Of course with anything looking at Washington on a weekend like the every four-year inaugural blowout, there are going to be complications. Informal reports recently have indicated that the women’s march is having trouble putting its footprints on the Washington Mall, which is the normal venue for events of this size and stature. Others with similar ideas seem to have been in line earlier for permits, so the exact route and venue are still unknown, but that does not seem to be dampening the crowd from what I’m hearing from women here and there.
With or without much attention, I have a feeling that there’s no obstacle big enough to get in the way of women having their say in Washington at the opening of the Trump Administration. There are open wounds and deep hurts that have not been addressed in any way whatsoever, and none of this has to do with the hopes and dreams some may have had for a first woman president. This is about women’s safety, women’s status, and an abiding feeling of new danger that has come to those who hold up half the sky, as the Chinese proverb stated.
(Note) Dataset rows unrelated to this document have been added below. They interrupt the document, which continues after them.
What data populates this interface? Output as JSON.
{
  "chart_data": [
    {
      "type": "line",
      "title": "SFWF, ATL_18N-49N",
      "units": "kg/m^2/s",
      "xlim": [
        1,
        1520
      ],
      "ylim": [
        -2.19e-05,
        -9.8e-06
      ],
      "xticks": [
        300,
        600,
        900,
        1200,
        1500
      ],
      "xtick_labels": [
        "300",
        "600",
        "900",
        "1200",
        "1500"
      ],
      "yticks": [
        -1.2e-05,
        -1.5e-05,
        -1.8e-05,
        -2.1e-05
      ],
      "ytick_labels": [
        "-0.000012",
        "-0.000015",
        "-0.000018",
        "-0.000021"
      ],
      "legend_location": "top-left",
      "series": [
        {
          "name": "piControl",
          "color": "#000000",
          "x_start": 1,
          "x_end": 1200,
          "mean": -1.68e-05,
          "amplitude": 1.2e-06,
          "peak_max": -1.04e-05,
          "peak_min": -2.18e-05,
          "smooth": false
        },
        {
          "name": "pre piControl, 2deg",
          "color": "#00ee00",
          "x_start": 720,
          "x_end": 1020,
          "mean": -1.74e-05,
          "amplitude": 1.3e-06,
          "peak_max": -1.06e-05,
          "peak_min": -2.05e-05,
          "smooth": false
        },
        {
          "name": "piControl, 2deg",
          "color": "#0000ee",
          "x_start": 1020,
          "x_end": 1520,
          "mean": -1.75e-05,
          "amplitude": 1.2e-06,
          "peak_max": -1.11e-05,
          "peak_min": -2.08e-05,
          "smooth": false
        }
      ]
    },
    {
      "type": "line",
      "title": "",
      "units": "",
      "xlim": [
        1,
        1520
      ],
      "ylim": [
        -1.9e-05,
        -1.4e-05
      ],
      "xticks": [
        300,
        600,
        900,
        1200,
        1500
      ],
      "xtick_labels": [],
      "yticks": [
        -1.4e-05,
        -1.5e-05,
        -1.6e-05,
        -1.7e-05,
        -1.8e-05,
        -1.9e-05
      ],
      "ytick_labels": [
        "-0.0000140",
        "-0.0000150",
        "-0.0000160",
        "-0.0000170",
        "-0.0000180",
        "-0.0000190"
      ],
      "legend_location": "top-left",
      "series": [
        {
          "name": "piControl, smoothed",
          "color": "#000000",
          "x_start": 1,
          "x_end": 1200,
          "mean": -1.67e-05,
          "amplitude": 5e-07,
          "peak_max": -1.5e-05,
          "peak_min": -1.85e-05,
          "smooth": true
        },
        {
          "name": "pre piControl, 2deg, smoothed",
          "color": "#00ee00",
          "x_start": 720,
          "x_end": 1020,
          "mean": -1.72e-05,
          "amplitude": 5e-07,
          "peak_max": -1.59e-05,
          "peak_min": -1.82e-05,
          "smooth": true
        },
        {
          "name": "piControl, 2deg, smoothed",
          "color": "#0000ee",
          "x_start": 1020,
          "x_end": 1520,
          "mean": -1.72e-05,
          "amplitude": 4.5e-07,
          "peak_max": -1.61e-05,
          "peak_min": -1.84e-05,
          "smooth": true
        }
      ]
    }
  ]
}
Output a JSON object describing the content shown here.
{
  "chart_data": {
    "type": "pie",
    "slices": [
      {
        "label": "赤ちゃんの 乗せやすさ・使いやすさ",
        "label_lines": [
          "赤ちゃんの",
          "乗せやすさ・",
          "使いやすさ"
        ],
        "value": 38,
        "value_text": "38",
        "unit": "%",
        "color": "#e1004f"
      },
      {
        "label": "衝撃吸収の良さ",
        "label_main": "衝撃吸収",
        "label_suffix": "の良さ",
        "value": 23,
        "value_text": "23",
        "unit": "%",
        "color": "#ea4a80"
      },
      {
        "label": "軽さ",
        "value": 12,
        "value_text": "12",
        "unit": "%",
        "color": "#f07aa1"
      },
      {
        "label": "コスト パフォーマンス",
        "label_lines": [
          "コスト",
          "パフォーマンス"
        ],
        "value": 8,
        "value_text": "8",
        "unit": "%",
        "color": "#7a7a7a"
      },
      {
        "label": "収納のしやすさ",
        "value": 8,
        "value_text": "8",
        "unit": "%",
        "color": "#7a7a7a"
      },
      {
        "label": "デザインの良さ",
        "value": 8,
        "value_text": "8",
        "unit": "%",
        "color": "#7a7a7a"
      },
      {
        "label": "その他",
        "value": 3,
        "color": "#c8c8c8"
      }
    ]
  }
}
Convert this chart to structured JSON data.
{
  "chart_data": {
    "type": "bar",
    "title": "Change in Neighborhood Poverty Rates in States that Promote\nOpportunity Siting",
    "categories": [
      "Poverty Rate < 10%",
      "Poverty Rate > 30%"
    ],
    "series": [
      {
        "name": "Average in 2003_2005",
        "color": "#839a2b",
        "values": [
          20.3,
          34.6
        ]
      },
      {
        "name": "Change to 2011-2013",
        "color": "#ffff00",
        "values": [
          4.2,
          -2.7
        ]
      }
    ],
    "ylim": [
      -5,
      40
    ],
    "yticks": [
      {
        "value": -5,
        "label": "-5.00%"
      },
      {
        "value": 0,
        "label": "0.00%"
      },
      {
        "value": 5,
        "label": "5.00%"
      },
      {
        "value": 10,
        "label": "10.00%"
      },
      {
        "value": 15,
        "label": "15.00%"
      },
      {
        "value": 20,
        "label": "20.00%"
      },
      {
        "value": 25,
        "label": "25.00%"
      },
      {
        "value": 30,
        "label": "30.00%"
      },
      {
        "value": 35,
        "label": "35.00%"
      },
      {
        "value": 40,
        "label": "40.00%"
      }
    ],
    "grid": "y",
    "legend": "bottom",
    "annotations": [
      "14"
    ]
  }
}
Women are mobilizing to force a different future, regardless of the White House and its very personal outrages and offenses that many felt as women. Women also clearly want to be part of something that this generation sees as a pivotal moment in their personal and political history. Whether it’s home or on the Washington Mall, there’s a sense that many women want to be counted so that they can remember where they were and what they did as they greeted a new regime in government that is on the record as threatening them individually and collectively at every turn.
Whether in body or spirit, this will be the place to stand with the women of America.